Un’indagine recente di Proton e Constella Intelligence ha rivelato che ben 91 indirizzi e-mail di parlamentari italiani sono stati esposti sul dark web, a causa del loro utilizzo per l’accesso a piattaforme online considerate poco sicure, tra cui siti di incontri. L’allarme emerge da un rapporto aggiornato a ottobre 2024, che evidenzia come non solo deputati, ma anche numerosi collaboratori politici siano stati coinvolti in questa fuga di dati: circa 4.239 e-mail di politici e staff risultano vulnerabili a livello globale, e il 15% dei parlamentari italiani ne è stato colpito.
La pericolosità dell’uso delle e-mail istituzionali su siti non sicuri
In Italia, dei 609 indirizzi e-mail istituzionali monitorati, ben 91 sono risultati violati, con 195 password esposte. Tra queste, 188 password erano in testo chiaro, ovvero senza protezione, un dato preoccupante se confrontato con altri Paesi europei, dove il livello di esposizione è inferiore. La ricerca di Proton e Constella Intelligence ha già incluso i politici francesi a maggio, ed è stata recentemente estesa anche alla Spagna.
Analizzando i dettagli delle violazioni, si scopre che l’8,6% dei senatori e il 18,2% dei deputati italiani sono stati coinvolti, avendo utilizzato le e-mail istituzionali per registrarsi su piattaforme come LinkedIn, Dropbox, Adobe, e in alcuni casi anche siti di news e petizioni. Mentre è noto che queste piattaforme siano coinvolte, non è possibile distinguere le violazioni italiane per singola categoria, ma il dato solleva interrogativi sulla gestione dei dati sensibili nel mondo politico italiano.
Questa esposizione rappresenta una minaccia concreta per la sicurezza dei dati. La presenza di informazioni personali sul dark web espone i parlamentari italiani a un rischio elevato di attacchi di phishing, volti a sfruttare dati sensibili per accedere a informazioni riservate. L’aver utilizzato e-mail ufficiali per iscrizioni su piattaforme non sempre sicure ha quindi aperto la porta a possibili abusi informatici.

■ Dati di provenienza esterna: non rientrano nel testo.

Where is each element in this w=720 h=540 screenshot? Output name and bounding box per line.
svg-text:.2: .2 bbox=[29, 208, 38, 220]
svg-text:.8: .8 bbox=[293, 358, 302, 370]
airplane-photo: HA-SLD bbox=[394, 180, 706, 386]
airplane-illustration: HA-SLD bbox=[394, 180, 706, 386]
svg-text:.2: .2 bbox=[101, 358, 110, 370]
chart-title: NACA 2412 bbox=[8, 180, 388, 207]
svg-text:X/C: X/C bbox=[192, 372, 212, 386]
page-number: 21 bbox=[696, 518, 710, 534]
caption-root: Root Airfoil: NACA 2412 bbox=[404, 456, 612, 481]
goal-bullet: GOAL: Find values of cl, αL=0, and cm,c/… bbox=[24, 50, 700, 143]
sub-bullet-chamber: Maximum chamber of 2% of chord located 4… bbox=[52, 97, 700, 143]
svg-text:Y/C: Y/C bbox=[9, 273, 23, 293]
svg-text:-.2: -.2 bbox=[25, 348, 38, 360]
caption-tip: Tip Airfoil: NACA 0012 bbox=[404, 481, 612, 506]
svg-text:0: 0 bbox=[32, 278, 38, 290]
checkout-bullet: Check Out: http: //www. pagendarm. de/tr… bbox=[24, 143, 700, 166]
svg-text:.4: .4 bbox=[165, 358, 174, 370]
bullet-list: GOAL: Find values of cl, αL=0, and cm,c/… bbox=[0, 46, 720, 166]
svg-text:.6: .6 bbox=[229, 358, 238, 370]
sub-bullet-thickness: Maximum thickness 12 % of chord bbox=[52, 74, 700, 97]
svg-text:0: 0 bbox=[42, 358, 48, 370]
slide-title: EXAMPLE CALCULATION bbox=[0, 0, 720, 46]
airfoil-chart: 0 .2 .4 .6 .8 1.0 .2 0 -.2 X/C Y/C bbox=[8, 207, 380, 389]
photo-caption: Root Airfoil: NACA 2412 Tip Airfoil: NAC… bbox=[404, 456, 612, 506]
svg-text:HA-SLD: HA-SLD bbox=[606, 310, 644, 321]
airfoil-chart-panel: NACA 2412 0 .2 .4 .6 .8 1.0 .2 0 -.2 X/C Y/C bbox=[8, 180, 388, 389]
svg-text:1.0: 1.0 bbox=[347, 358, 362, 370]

In un confronto più ampio, il Regno Unito guida la classifica europea con il 68% degli indirizzi e-mail dei parlamentari compromessi, seguito dal 44% dei membri del Parlamento europeo e dal 18% dei parlamentari francesi. La Spagna, con solo il 6% di compromissioni, rappresenta un’anomalia, forse attribuibile a una maggiore consapevolezza dei rischi legati alla cybersecurity. Tuttavia, il caso italiano invita a riflettere su una gestione più prudente dei dati istituzionali.